De rechtbank concludeert dat er redelijk zicht is op uitzetting naar Algerije, aangezien er al een vlucht is geboekt voor 31 oktober 2024. Eiser heeft geen gronden aangevoerd die de maatregel van bewaring onrechtmatig zouden maken. Het beroep is ongegrond verklaard en het verzoek om schadevergoeding is afgewezen. De uitspraak is openbaar gemaakt op www.rechtspraak.nl en er kan binnen één week na bekendmaking hoger beroep worden ingesteld bij de Afdeling bestuursrechtspraak van de Raad van State.

Uitspraak

RECHTBANK DEN HAAG

Zittingsplaats Middelburg
Bestuursrecht
zaaknummer: NL24.35720

uitspraak van de enkelvoudige kamer in de zaak tussen

[eiser], eiser

V-nummer: [V-nummer]
(gemachtigde: mr. A. Agayev),
en
de minister van Asiel en Migratie, voorheen de staatssecretaris van Justitie en Veiligheid, verweerder
(gemachtigde: mr. K. Bruin).

Procesverloop

Bij besluit van 12 september 2024 (het bestreden besluit) heeft verweerder aan eiser de maatregel van bewaring op grond van artikel 59, eerste lid, aanhef en onder a, van de Vreemdelingenwet 2000 (Vw) opgelegd.
Eiser heeft tegen het bestreden besluit beroep ingesteld. Dit beroep moet tevens worden aangemerkt als een verzoek om toekenning van schadevergoeding.
Partijen hebben toestemming gegeven voor een schriftelijke behandeling.

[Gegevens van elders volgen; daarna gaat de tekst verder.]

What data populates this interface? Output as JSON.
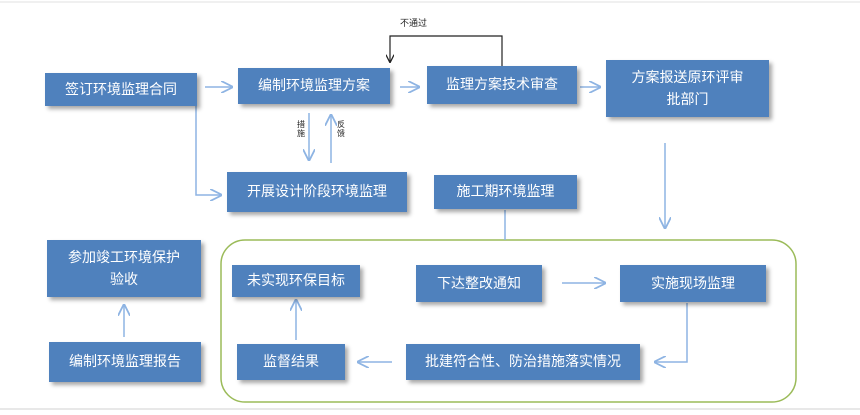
{
  "diagram": {
    "nodes": {
      "sign_contract": "签订环境监理合同",
      "compile_plan": "编制环境监理方案",
      "tech_review": "监理方案技术审查",
      "submit_plan_line1": "方案报送原环评审",
      "submit_plan_line2": "批部门",
      "design_monitor": "开展设计阶段环境监理",
      "construction_monitor": "施工期环境监理",
      "acceptance_line1": "参加竣工环境保护",
      "acceptance_line2": "验收",
      "compile_report": "编制环境监理报告",
      "unmet_goals": "未实现环保目标",
      "rectify_notice": "下达整改通知",
      "site_monitor": "实施现场监理",
      "supervise_result": "监督结果",
      "check_conformity": "批建符合性、防治措施落实情况"
    },
    "edge_labels": {
      "not_pass": "不通过",
      "measures": "措施",
      "feedback": "反馈"
    }
  },
  "colors": {
    "box_fill": "#4f81bd",
    "arrow": "#8eb4e3",
    "frame_line": "#9bbb59",
    "loop_line": "#222222"
  }
}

De rechtbank heeft het onderzoek op 18 september 2024 gesloten.

Overwegingen

1. Eiser stelt de Algerijnse nationaliteit te hebben en te zijn geboren op [datum] 1996.
2. In de maatregel van bewaring heeft verweerder overwogen dat de openbare orde de maatregel vordert, omdat het risico bestaat dat eiser zich aan het toezicht zal onttrekken en eiser de voorbereiding van het vertrek of de uitzettingsprocedure ontwijkt of belemmert. Verweerder heeft, onder verwijzing naar artikel 5.1b, eerste, derde en vierde lid, van het Vreemdelingenbesluit (Vb), als zware gronden vermeld dat eiser:
3a. Nederland niet op de voorgeschreven wijze is binnengekomen, dan wel een poging daartoe heeft gedaan;
3b. zich in strijd met de Vreemdelingenwetgeving gedurende enige tijd aan het toezicht op vreemdelingen heeft onttrokken;
3c. eerder een visum, besluit, kennisgeving of aanzegging heeft ontvangen waaruit de plicht Nederland te verlaten blijkt en hij daaraan niet uit eigen beweging binnen de daarin besloten of gestelde termijn gevolg heeft gegeven;
3d. niet dan wel niet voldoende meewerkt aan het vaststellen van zijn identiteit en nationaliteit;
3e. in verband met zijn aanvraag om toelating onjuiste of tegenstrijdige gegevens heeft verstrekt over zijn identiteit, nationaliteit of de reis naar Nederland of een andere lidstaat;
3i. te kennen heeft gegeven dat hij geen gevolg zal geven aan zijn verplichting tot terugkeer;
en als lichte gronden vermeld dat eiser:
4a. zich niet aan een of meer andere voor hem geldende verplichtingen van hoofdstuk 4 van het Vb heeft gehouden;
4b. meerdere aanvragen tot het verlenen van een verblijfsvergunning heeft ingediend die niet tot verlening van een verblijfsvergunning hebben geleid;
4c. geen vaste woon- of verblijfplaats heeft;
4d. niet beschikt over voldoende middelen van bestaan.
3. Eiser voert aan dat verweerder had moeten volstaan met het opleggen van een lichter middel. Verder is er geen zicht op uitzetting binnen de redelijke termijn naar Algerije. Tot slot voert eiser aan dat verweerder niet voortvarend werkt aan het vertrek van eiser.
4. Eiser heeft geen gronden gericht tegen de gronden die aan de maatregel van bewaring ten grondslag zijn gelegd. De rechtbank stelt ambtshalve vast dat de lichte grond 4b niet nader gemotiveerd is. Verweerder kon deze grond daarom niet aan de maatregel van bewaring ten grondslag leggen. De rechtbank is van oordeel dat de zware gronden 3a en 3b feitelijk juist zijn en voldoende zijn toegelicht, zodat deze aan de maatregel ten grondslag konden worden gelegd en de maatregel ook kunnen dragen.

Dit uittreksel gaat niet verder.